Arts Council England has introduced “digital arts” as a new discipline to enable it to better track the scale of investment in this area and support future policy and funding decisions.
Digital arts will become the grantmaker’s tenth supported art form discipline and is the first to be introduced in more than 20 years.
In collaboration with its National Portfolio Organisations, the grantmaker has defined digital arts as “creative practice where digital technology fundamentally shapes how work is conceived, made and experienced”.
This will include digital storytelling, socially engaged digital practice, immersive installations, interactive and game-based art, virtual production, AI and generative systems, data-driven art, digital craft and decentralised technologies.
A report examining artist-led uses of AI, published today by Braid UK fellow Oonagh Murphy, found that since 2019, ACE has invested £4m in creative practitioners using AI technologies in their work.
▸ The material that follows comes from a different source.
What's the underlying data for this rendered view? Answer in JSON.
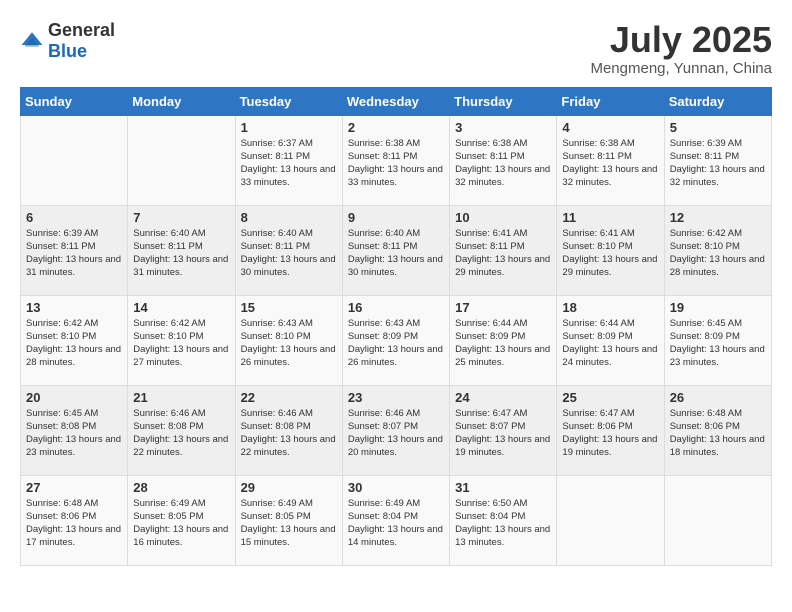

It found that £900,000 of this was specifically targeted at helping 88 individual practitioners develop new AI skills.
Of the total invested, 32 per cent went to visual arts, followed by 18 per cent to dance, 17 per cent to combined arts, 12 per cent to theatre, 9 per cent to music and 9 per cent to digital arts.
The grantmaker said that by introducing digital arts as a discipline, it would be better able to track the scale and impact of investment in this area, supporting future policy and funding decisions.
“It will also provide stronger evidence of how public investment in digital arts can support economic growth,” ACE said.
The grantmaker’s Digital Culture Network, which aims to develop and increase the digital skills and maturity of the creative and cultural sector in England, will also appoint an AI tech champion.
Owen Hopkin, director of new technologies at ACE, said: “Today’s announcement marks an important shift in placing digital arts on an equal footing with our other supported disciplines and it shows that this work is already playing an integral role in the future of our creative and cultural sector.”